At first, Spain and later Mexico tried to take over the land where the Chokonen-Chiricahua lived. The Chiricahua resisted the attempts and warfare broke out which the Apaches won most of the time.
The Mexican forces, with the help of American and Native American mercenaries, began to kill Apache civilians. The father of Cochise was one of these victims. This hardened Cochise against Mexicans and Americans and he resolved to get vengeance.
The Bascom Affair
An Apache raiding party had driven away a local rancher’s cattle and kidnapped his twelve-year-old son (Felix Ward, who later became known as Mickey Free).
Cochise and his band were falsely accused of the incident (which had actually been perpetrated by Coyotero Apaches). An unsuspecting Cochise was invited to the Army’s encampment by an inexperienced Army officer (Lt. George Bascom), who assumed that Cochise was responsible.
Although the Apache leader truthfully maintained his innocence, and offered to look into the matter with other Apache groups, the young officer attempted to arrest him.
Cochise jumped to his feet and immediately escaped by drawing a knife and slashing his way out of the tent. Cochise may have been shot as he fled. Bascom did succeed in capturing some of Cochise’s relatives, who apparently were caught by surprise as Cochise escaped.
Cochise eventually also took hostages to use in negotiations to free the other Indian hostages. However, the negotiations fell apart, mostly because of Bascom’s ignorance, but also because the arrival of more U.S. troops made Cochise believe that the situation was spiraling out of his control.
Both sides eventually killed all their remaining hostages, and the Apache leader went to Mexico while things cooled off. Cochise’s brother and two of his nephews were among the hostages executed by Bascom, which served to further enrage the Apache leader and foment about 11 years of relentless warfare which left southern Arizona a mostly burned-out wasteland (in terms of white and Mexican civilization).
The death toll may have reached as many as 5,000 settlers and travelers (many historians believe this number is an extreme exaggeration, that the toll was more likely a few hundred).
The treachery of Lt. Bascom is still remembered by the Chiricahuas’ descendants today — they remember it as “Cut the Tent.”
Battle of Dragoon Springs
At the Battle of Dragoon Springs, Cochise joined with his father-in-law Mangas Coloradas (Red Sleeves, Kan-da-zis Tlishishen), the powerful Chihenne-Chiricahua chief, in a long series of retaliatory skirmishes and raids on the white settlements and ranches. The Battle of Dragoon Springs was one of these engagements.

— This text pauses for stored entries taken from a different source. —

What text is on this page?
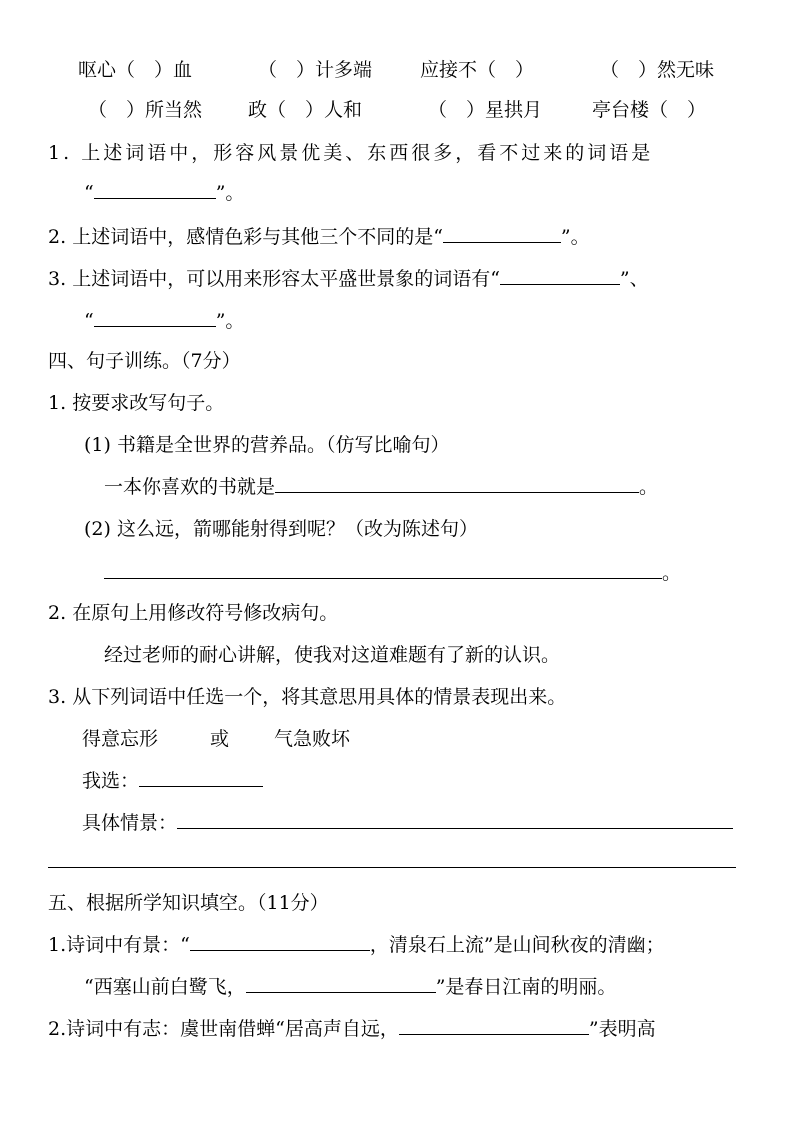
呕心（　）血	（　）计多端	应接不（　）	（　）然无味
（　）所当然 政（　）人和	（　）星拱月	亭台楼（　）
1. 上述词语中，形容风景优美、东西很多，看不过来的词语是
“	”。
2. 上述词语中，感情色彩与其他三个不同的是“	”。
3. 上述词语中，可以用来形容太平盛世景象的词语有“	”、
“	”。
四、句子训练。（7分）
1. 按要求改写句子。
(1) 书籍是全世界的营养品。（仿写比喻句）
一本你喜欢的书就是	。
(2) 这么远，箭哪能射得到呢？（改为陈述句）
。
2. 在原句上用修改符号修改病句。
经过老师的耐心讲解，使我对这道难题有了新的认识。
3. 从下列词语中任选一个，将其意思用具体的情景表现出来。
得意忘形	或 气急败坏
我选：
具体情景：
五、根据所学知识填空。（11分）
1.诗词中有景：“	，清泉石上流”是山间秋夜的清幽；
“西塞山前白鹭飞，	”是春日江南的明丽。
2.诗词中有志：虞世南借蝉“居高声自远，	”表明高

During the raids, many people were killed on both sides, but the Apaches quite often had the upper hand, mostly because the United States was distracted by its own internal conflict — the looming Civil War, and did not have the resources in the area to deal with the Apaches from any position of strength.
Additionally, the Apaches’ were highly adapted to living and fighting in the hostile and unforgiving terrain of the southwest.
Apache Pass Conflict
At Apache Pass in 1862, Cochise and Mangas Coloradas, with around 500 fighters, held their ground against a New Mexico-bound force of California volunteers under General James Henry Carleton until caisson-mounted howitzer artillery fire was brought to bear on their positions in the rocks above.

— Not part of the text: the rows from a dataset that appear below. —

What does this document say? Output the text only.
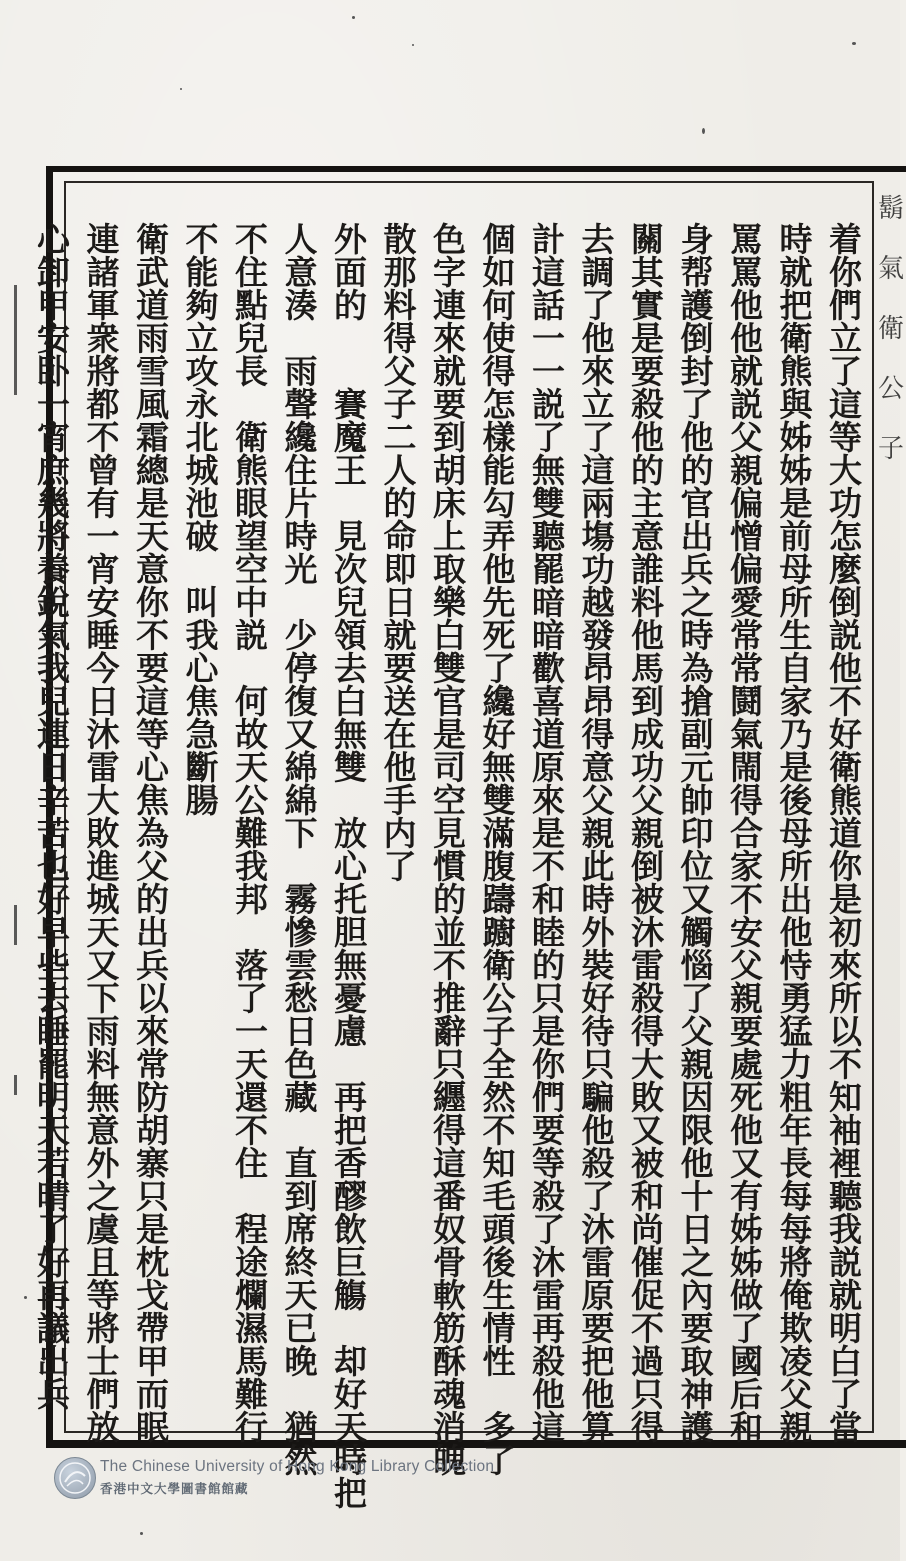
鬍
氣
衛
公
子
着你們立了這等大功怎麼倒説他不好衛熊道你是初來所以不知袖裡聽我説就明白了當
時就把衛熊與姊姊是前母所生自家乃是後母所出他恃勇猛力粗年長每每將俺欺凌父親
罵罵他他就説父親偏憎偏愛常常鬪氣閙得合家不安父親要處死他又有姊姊做了國后和
身帮護倒封了他的官出兵之時為搶副元帥印位又觸惱了父親因限他十日之內要取神護
關其實是要殺他的主意誰料他馬到成功父親倒被沐雷殺得大敗又被和尚催促不過只得
去調了他來立了這兩塲功越發昂昂得意父親此時外裝好待只騙他殺了沐雷原要把他算
計這話一一説了無雙聽罷暗暗歡喜道原來是不和睦的只是你們要等殺了沐雷再殺他這
個如何使得怎樣能勾弄他先死了纔好無雙滿腹躊躕衛公子全然不知毛頭後生情性　多了
色字連來就要到胡床上取樂白雙官是司空見慣的並不推辭只纒得這番奴骨軟筋酥魂消魄
散那料得父子二人的命即日就要送在他手内了
外面的　　賽魔王　見次兒領去白無雙　放心托胆無憂慮　再把香醪飲巨觴　却好天時把
人意湊　雨聲纔住片時光　少停復又綿綿下　霧慘雲愁日色藏　直到席終天已晚　猶然
不住點兒長　衛熊眼望空中説　何故天公難我邦　落了一天還不住　程途爛濕馬難行
不能夠立攻永北城池破　叫我心焦急斷腸
衛武道雨雪風霜總是天意你不要這等心焦為父的出兵以來常防胡寨只是枕戈帶甲而眠
連諸軍衆將都不曾有一宵安睡今日沐雷大敗進城天又下雨料無意外之虞且等將士們放
心卸甲安卧一宵庶幾將養銳氣我兒連日辛苦也好早些去睡罷明天若晴了好再議出兵
The Chinese University of Hong Kong Library Collection
香港中文大學圖書館館藏
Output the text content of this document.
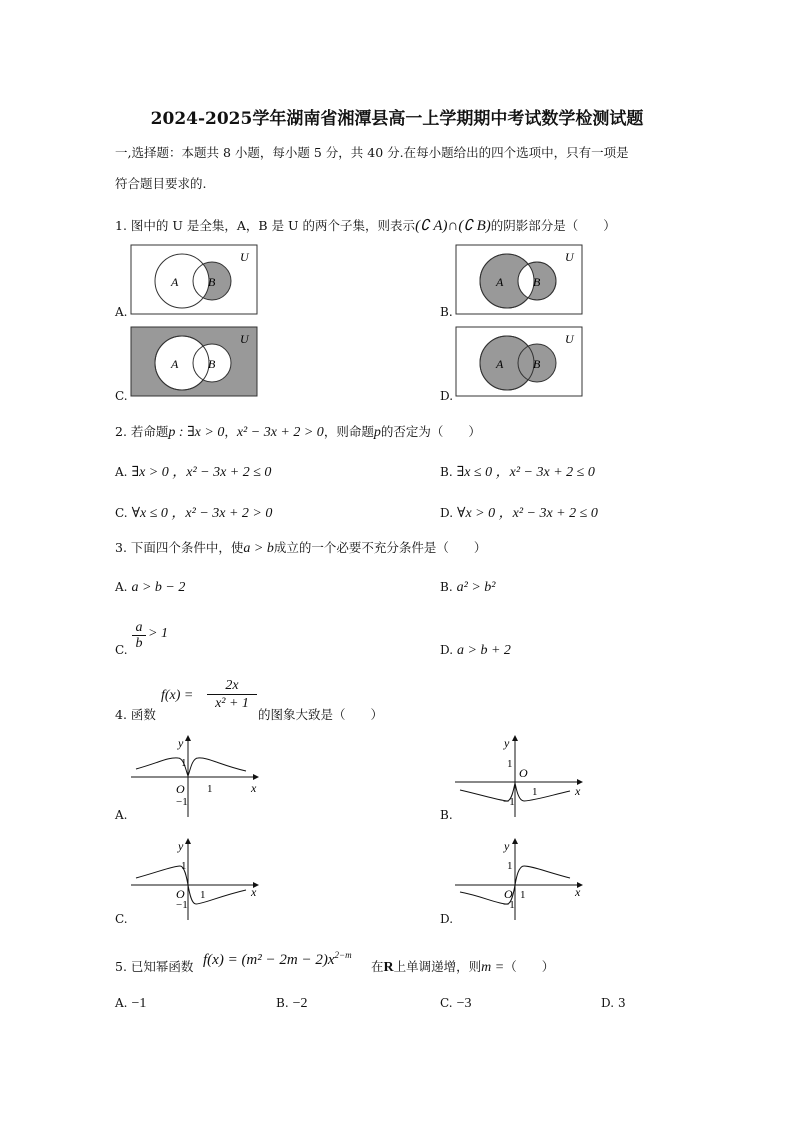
2024-2025学年湖南省湘潭县高一上学期期中考试数学检测试题
一,选择题：本题共 8 小题，每小题 5 分，共 40 分.在每小题给出的四个选项中，只有一项是
符合题目要求的.
1. 图中的 U 是全集，A，B 是 U 的两个子集，则表示(∁ A)∩(∁ B)的阴影部分是（　　）
A.	B.
C.	D.
A B
U
A B
U
A B
U
A B
U
2. 若命题p : ∃x > 0，x² − 3x + 2 > 0，则命题p的否定为（　　）
A. ∃x > 0 ，x² − 3x + 2 ≤ 0	B. ∃x ≤ 0 ，x² − 3x + 2 ≤ 0
C. ∀x ≤ 0 ，x² − 3x + 2 > 0	D. ∀x > 0 ，x² − 3x + 2 ≤ 0
3. 下面四个条件中，使a > b成立的一个必要不充分条件是（　　）
A. a > b − 2	B. a² > b²
C.
a
b
> 1
D. a > b + 2
4. 函数
f(x) =
2x
x² + 1
的图象大致是（　　）
y
x
O
1
1
−1
A.
y
x
O
1
1
−1
B.
y
x
O
1
1
−1
C.
y
x
O
1
1
−1
D.
5. 已知幂函数 $f(x) = (m^2 - 2m - 2)x^{2-m}$
在R上单调递增，则m =（　　）
A. −1	B. −2	C. −3	D. 3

Capture, escape, and retirement
The Cochise Stronghold was in the Dragoon Mountains of southeastern Arizona. Following various skirmishes, Cochise and his men were gradually driven into the Dragoon Mountains but were nevertheless able to use the mountains for cover and as a base from which to continue attacks against the white settlements.

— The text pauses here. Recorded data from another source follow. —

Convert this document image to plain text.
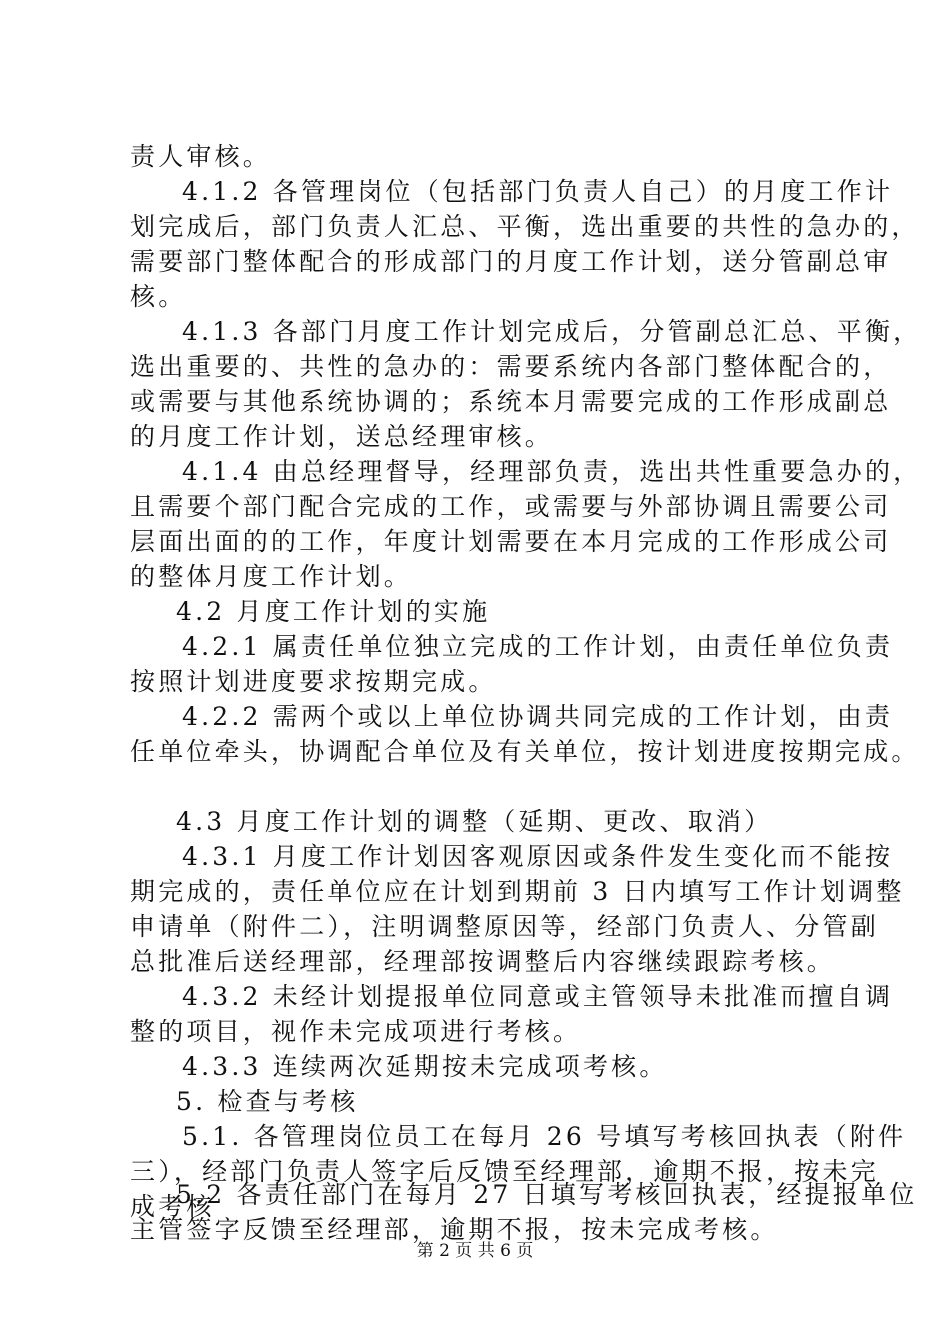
责人审核。
4.1.2 各管理岗位（包括部门负责人自己）的月度工作计
划完成后，部门负责人汇总、平衡，选出重要的共性的急办的，
需要部门整体配合的形成部门的月度工作计划，送分管副总审
核。
4.1.3 各部门月度工作计划完成后，分管副总汇总、平衡，
选出重要的、共性的急办的：需要系统内各部门整体配合的，
或需要与其他系统协调的；系统本月需要完成的工作形成副总
的月度工作计划，送总经理审核。
4.1.4 由总经理督导，经理部负责，选出共性重要急办的，
且需要个部门配合完成的工作，或需要与外部协调且需要公司
层面出面的的工作，年度计划需要在本月完成的工作形成公司
的整体月度工作计划。
4.2 月度工作计划的实施
4.2.1 属责任单位独立完成的工作计划，由责任单位负责
按照计划进度要求按期完成。
4.2.2 需两个或以上单位协调共同完成的工作计划，由责
任单位牵头，协调配合单位及有关单位，按计划进度按期完成。
4.3 月度工作计划的调整（延期、更改、取消）
4.3.1 月度工作计划因客观原因或条件发生变化而不能按
期完成的，责任单位应在计划到期前 3 日内填写工作计划调整
申请单（附件二），注明调整原因等，经部门负责人、分管副
总批准后送经理部，经理部按调整后内容继续跟踪考核。
4.3.2 未经计划提报单位同意或主管领导未批准而擅自调
整的项目，视作未完成项进行考核。
4.3.3 连续两次延期按未完成项考核。
5. 检查与考核
5.1. 各管理岗位员工在每月 26 号填写考核回执表（附件
三），经部门负责人签字后反馈至经理部，逾期不报，按未完
成考核
第 2 页 共 6 页
5.2 各责任部门在每月 27 日填写考核回执表，经提报单位
主管签字反馈至经理部，逾期不报，按未完成考核。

Cochise managed to evade capture and continued his raids against white settlements and travelers until 1872. A treaty was finally negotiated by General Oliver O. Howard, with the help of Tom Jeffords who was Cochise’s only white friend.
Cochise then retired to his new reservation, with his friend Jeffords as agent, where he died of natural causes (probably of abdominal cancer) in 1874. Cochise was buried in the rocks above one of his favorite camps in Arizona’s Dragoon Mountains, now called Cochise Stronghold.
Only his people and Tom Jeffords knew the exact location of his resting place, and they took the secret to their graves.
Cochise’s descendants are said to currently reside at the Mescalero Apache Reservation, near Ruidoso, New Mexico.
He married Dos-teh-seh, the daughter of Mangas Coloradas, in the 1830s.